Japanese firm succeeds in full cycle octopus culture
By Bonnie Waycott
Octopus or tako, in Japanese, is a special ingredient in Japanese food culture. There are over 250 different species in the world with roughly 60 caught in and around Japan. Two thirds of the world's share, or 160,000 tons, is consumed every year in Japan as sushi, sashimi, tako-yaki balls and western-style dishes.
By Bonnie Waycott
Amidst a growing global demand for octopus, scientists have been trying to rear the species from egg to export. Last summer, Japanese seafood firm Nippon Suisan Kaisha, also known as Nissui, reported that it had successfully hatched over 100,000 eggs at its laboratory in the Oita Marine Biological Technology Center in Saeki city, Oita Prefecture, western Japan.
“Many researchers have tried to come up with a reliable form of octopus seed production technology, but there have been tremendous hurdles in the rearing of larvae,” said a representative of Nissui’s Public Relations Section. “Finding optimal food for the larvae has been particularly challenging but we successfully identified suitable aquatic organisms that can act as food for growing octopus. Now we are using this, along with optimal rearing methods, to develop our rearing technology.”
|Under the full-cycle aquaculture process, eggs are derived from animals that were themselves conceived by artificial incubation.|
Under the full-cycle aquaculture process, eggs are derived from animals that were themselves conceived by artificial incubation. Because a female octopus looks after its eggs very carefully, those obtained last summer hatched naturally. Nissui’s success could have significant consequences, offering a stable octopus supply and meeting global demand.
“Octopus seed production doesn’t really require any particular equipment,” said the Nissui representative. “A lot of it is the same technology as that used in the production of finfish seed. However, with octopus it is important to realize that rearing conditions and food can be significantly different. This is the key to successful operations.”

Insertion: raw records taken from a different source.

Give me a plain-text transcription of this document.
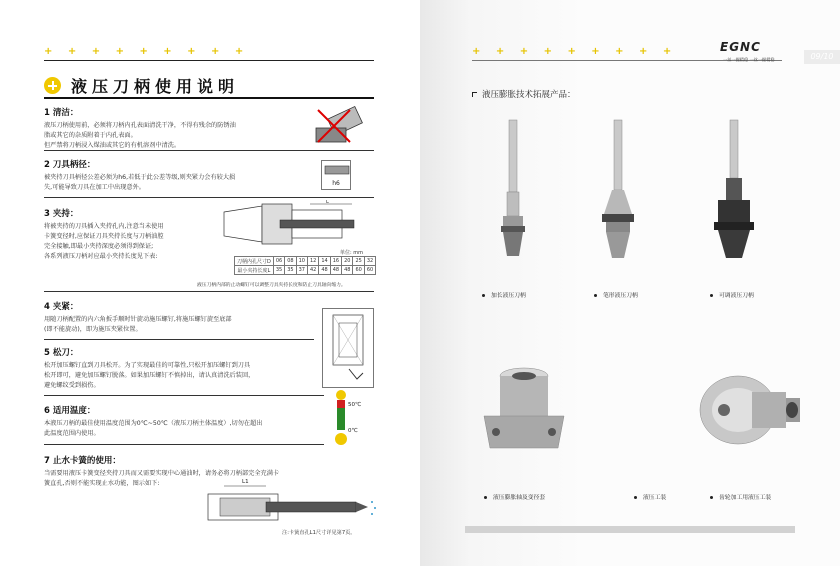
+ + + + + + + + +
液压刀柄使用说明
1 清洁：
液压刀柄使用前，必须将刀柄内孔表面清洗干净，不得有残余的防锈油
脂或其它的杂质附着于内孔表面。
但严禁将刀柄浸入煤油或其它的有机溶剂中清洗。
2 刀具柄径：
被夹持刀具柄径公差必须为h6,若低于此公差等级,则夹紧力会有较大损
失,可能导致刀具在加工中出现意外。
h6
3 夹持：
将被夹持的刀具插入夹持孔内,注意当未使用
卡簧变径时,应保证刀具夹持长度与刀柄油腔
完全接触,即最小夹持深度必须得到保证;
各系列液压刀柄对应最小夹持长度见下表:
L
单位: mm
刀柄内孔尺寸D	06	08	10	12	14	16	20	25	32
最小夹持长度L	35	35	37	42	48	48	48	60	60
液压刀柄内部的止动螺钉可以调整刀具夹持长度和防止刀具轴向缩力。
4 夹紧：
用随刀柄配置的内六角扳手顺时针旋动施压螺钉,将施压螺钉旋至底部
(即不能旋动)，即为施压夹紧位置。
5 松刀：
松开加压螺钉直到刀具松开。为了实现最佳的可靠性,只松开加压螺钉到刀具
松开即可，避免加压螺钉脱落。如果加压螺钉不慎掉出，请认真清洗后装回，
避免螺纹受到损伤。
6 适用温度：
本液压刀柄的最佳使用温度范围为0℃~50℃（液压刀柄主体温度）,切勿在超出
此温度范围内使用。
50℃
0℃
7 止水卡簧的使用：
当需要用液压卡簧变径夹持刀具而又需要实现中心通油时，请务必将刀柄部完全充满卡
簧直孔,否则不能实现止水功能，图示如下:	L1
注:卡簧直孔L1尺寸详见第7页。
+ + + + + + + + +	EGNC
一丝一握精稳 一丝一握精稳	09/10
液压膨胀技术拓展产品：
加长液压刀柄	笔形液压刀柄	可调液压刀柄
液压膨胀轴及变径套	液压工装	齿轮加工用液压工装
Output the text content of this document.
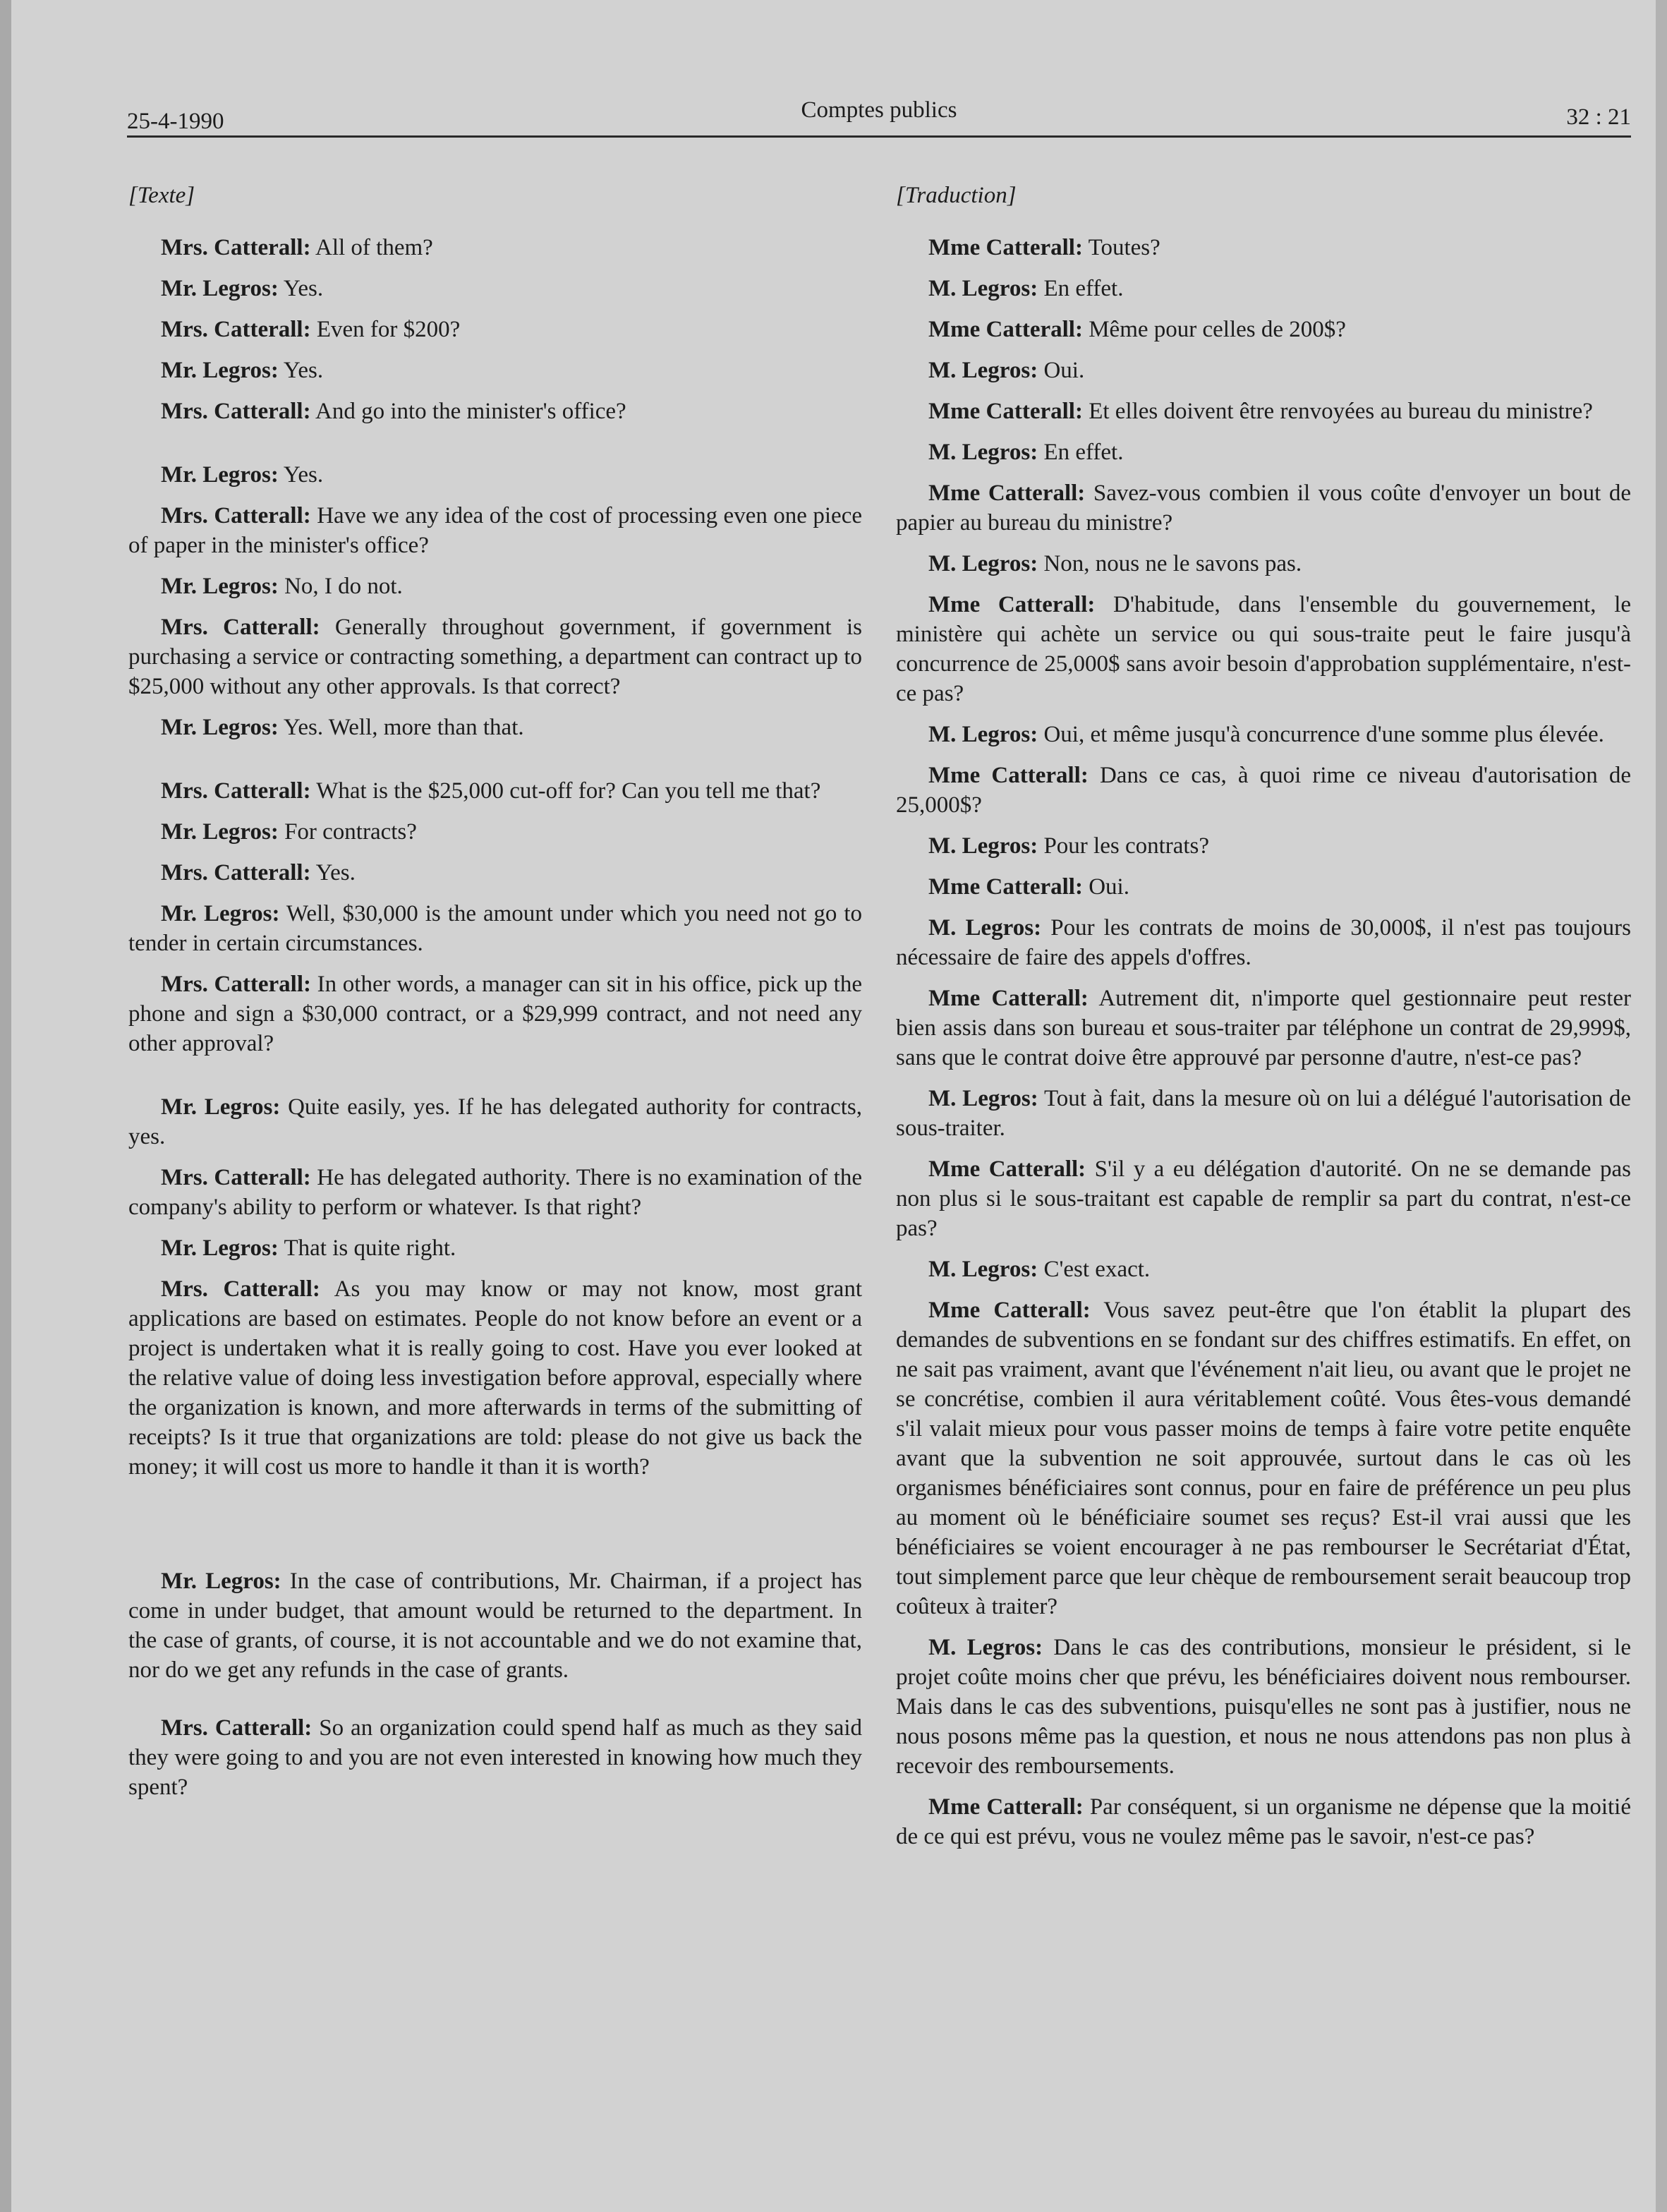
25-4-1990	Comptes publics	32 : 21
[Texte]

Mrs. Catterall: All of them?

Mr. Legros: Yes.

Mrs. Catterall: Even for $200?

Mr. Legros: Yes.

Mrs. Catterall: And go into the minister's office?

Mr. Legros: Yes.

Mrs. Catterall: Have we any idea of the cost of processing even one piece of paper in the minister's office?

Mr. Legros: No, I do not.

Mrs. Catterall: Generally throughout government, if government is purchasing a service or contracting something, a department can contract up to $25,000 without any other approvals. Is that correct?

Mr. Legros: Yes. Well, more than that.

Mrs. Catterall: What is the $25,000 cut-off for? Can you tell me that?

Mr. Legros: For contracts?

Mrs. Catterall: Yes.

Mr. Legros: Well, $30,000 is the amount under which you need not go to tender in certain circumstances.

Mrs. Catterall: In other words, a manager can sit in his office, pick up the phone and sign a $30,000 contract, or a $29,999 contract, and not need any other approval?

Mr. Legros: Quite easily, yes. If he has delegated authority for contracts, yes.

Mrs. Catterall: He has delegated authority. There is no examination of the company's ability to perform or whatever. Is that right?

Mr. Legros: That is quite right.

Mrs. Catterall: As you may know or may not know, most grant applications are based on estimates. People do not know before an event or a project is undertaken what it is really going to cost. Have you ever looked at the relative value of doing less investigation before approval, especially where the organization is known, and more afterwards in terms of the submitting of receipts? Is it true that organizations are told: please do not give us back the money; it will cost us more to handle it than it is worth?

Mr. Legros: In the case of contributions, Mr. Chairman, if a project has come in under budget, that amount would be returned to the department. In the case of grants, of course, it is not accountable and we do not examine that, nor do we get any refunds in the case of grants.

Mrs. Catterall: So an organization could spend half as much as they said they were going to and you are not even interested in knowing how much they spent?

[Traduction]

Mme Catterall: Toutes?

M. Legros: En effet.

Mme Catterall: Même pour celles de 200$?

M. Legros: Oui.

Mme Catterall: Et elles doivent être renvoyées au bureau du ministre?

M. Legros: En effet.

Mme Catterall: Savez-vous combien il vous coûte d'envoyer un bout de papier au bureau du ministre?

M. Legros: Non, nous ne le savons pas.

Mme Catterall: D'habitude, dans l'ensemble du gouvernement, le ministère qui achète un service ou qui sous-traite peut le faire jusqu'à concurrence de 25,000$ sans avoir besoin d'approbation supplémentaire, n'est-ce pas?

M. Legros: Oui, et même jusqu'à concurrence d'une somme plus élevée.

Mme Catterall: Dans ce cas, à quoi rime ce niveau d'autorisation de 25,000$?

M. Legros: Pour les contrats?

Mme Catterall: Oui.

M. Legros: Pour les contrats de moins de 30,000$, il n'est pas toujours nécessaire de faire des appels d'offres.

Mme Catterall: Autrement dit, n'importe quel gestionnaire peut rester bien assis dans son bureau et sous-traiter par téléphone un contrat de 29,999$, sans que le contrat doive être approuvé par personne d'autre, n'est-ce pas?

M. Legros: Tout à fait, dans la mesure où on lui a délégué l'autorisation de sous-traiter.

Mme Catterall: S'il y a eu délégation d'autorité. On ne se demande pas non plus si le sous-traitant est capable de remplir sa part du contrat, n'est-ce pas?

M. Legros: C'est exact.

Mme Catterall: Vous savez peut-être que l'on établit la plupart des demandes de subventions en se fondant sur des chiffres estimatifs. En effet, on ne sait pas vraiment, avant que l'événement n'ait lieu, ou avant que le projet ne se concrétise, combien il aura véritablement coûté. Vous êtes-vous demandé s'il valait mieux pour vous passer moins de temps à faire votre petite enquête avant que la subvention ne soit approuvée, surtout dans le cas où les organismes bénéficiaires sont connus, pour en faire de préférence un peu plus au moment où le bénéficiaire soumet ses reçus? Est-il vrai aussi que les bénéficiaires se voient encourager à ne pas rembourser le Secrétariat d'État, tout simplement parce que leur chèque de remboursement serait beaucoup trop coûteux à traiter?

M. Legros: Dans le cas des contributions, monsieur le président, si le projet coûte moins cher que prévu, les bénéficiaires doivent nous rembourser. Mais dans le cas des subventions, puisqu'elles ne sont pas à justifier, nous ne nous posons même pas la question, et nous ne nous attendons pas non plus à recevoir des remboursements.

Mme Catterall: Par conséquent, si un organisme ne dépense que la moitié de ce qui est prévu, vous ne voulez même pas le savoir, n'est-ce pas?
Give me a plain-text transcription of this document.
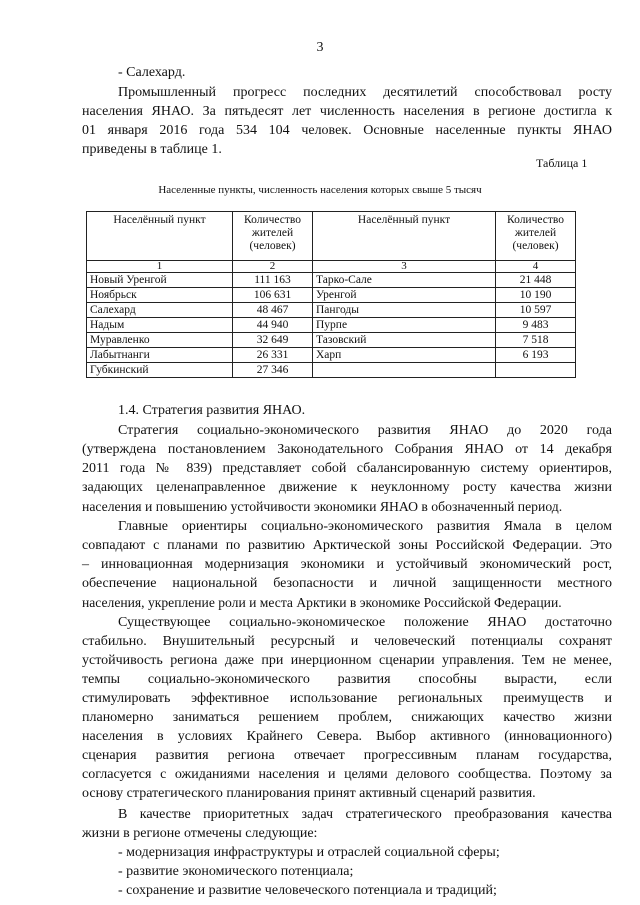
3
- Салехард.
Промышленный прогресс последних десятилетий способствовал росту
населения ЯНАО. За пятьдесят лет численность населения в регионе достигла к
01 января 2016 года 534 104 человек. Основные населенные пункты ЯНАО
приведены в таблице 1.
Таблица 1
Населенные пункты, численность населения которых свыше 5 тысяч
Населённый пункт	Количество жителей (человек)	Населённый пункт	Количество жителей (человек)
1	2	3	4
Новый Уренгой	111 163	Тарко-Сале	21 448
Ноябрьск	106 631	Уренгой	10 190
Салехард	48 467	Пангоды	10 597
Надым	44 940	Пурпе	9 483
Муравленко	32 649	Тазовский	7 518
Лабытнанги	26 331	Харп	6 193
Губкинский	27 346		
1.4. Стратегия развития ЯНАО.
Стратегия социально-экономического развития ЯНАО до 2020 года
(утверждена постановлением Законодательного Собрания ЯНАО от 14 декабря
2011 года № 839) представляет собой сбалансированную систему ориентиров,
задающих целенаправленное движение к неуклонному росту качества жизни
населения и повышению устойчивости экономики ЯНАО в обозначенный период.
Главные ориентиры социально-экономического развития Ямала в целом
совпадают с планами по развитию Арктической зоны Российской Федерации. Это
– инновационная модернизация экономики и устойчивый экономический рост,
обеспечение национальной безопасности и личной защищенности местного
населения, укрепление роли и места Арктики в экономике Российской Федерации.
Существующее социально-экономическое положение ЯНАО достаточно
стабильно. Внушительный ресурсный и человеческий потенциалы сохранят
устойчивость региона даже при инерционном сценарии управления. Тем не менее,
темпы социально-экономического развития способны вырасти, если
стимулировать эффективное использование региональных преимуществ и
планомерно заниматься решением проблем, снижающих качество жизни
населения в условиях Крайнего Севера. Выбор активного (инновационного)
сценария развития региона отвечает прогрессивным планам государства,
согласуется с ожиданиями населения и целями делового сообщества. Поэтому за
основу стратегического планирования принят активный сценарий развития.
В качестве приоритетных задач стратегического преобразования качества
жизни в регионе отмечены следующие:
- модернизация инфраструктуры и отраслей социальной сферы;
- развитие экономического потенциала;
- сохранение и развитие человеческого потенциала и традиций;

Aquaculture production has been rising, reflecting the burgeoning demand for seafood around the world. Against this backdrop, Japanese seafood companies have been hastening to build up a stable supply of cultured species. Nissui will continue to monitor growing conditions and attempt to improve the survival rate of octopus, in particular during the floating and settling larval stages. Further investigations will be required for the survival rate to reach a feasible level, which is why commercial production is not yet an option, but hopes are high that fully farmed octopus could be available in restaurants and retailers across Japan as early as 2020.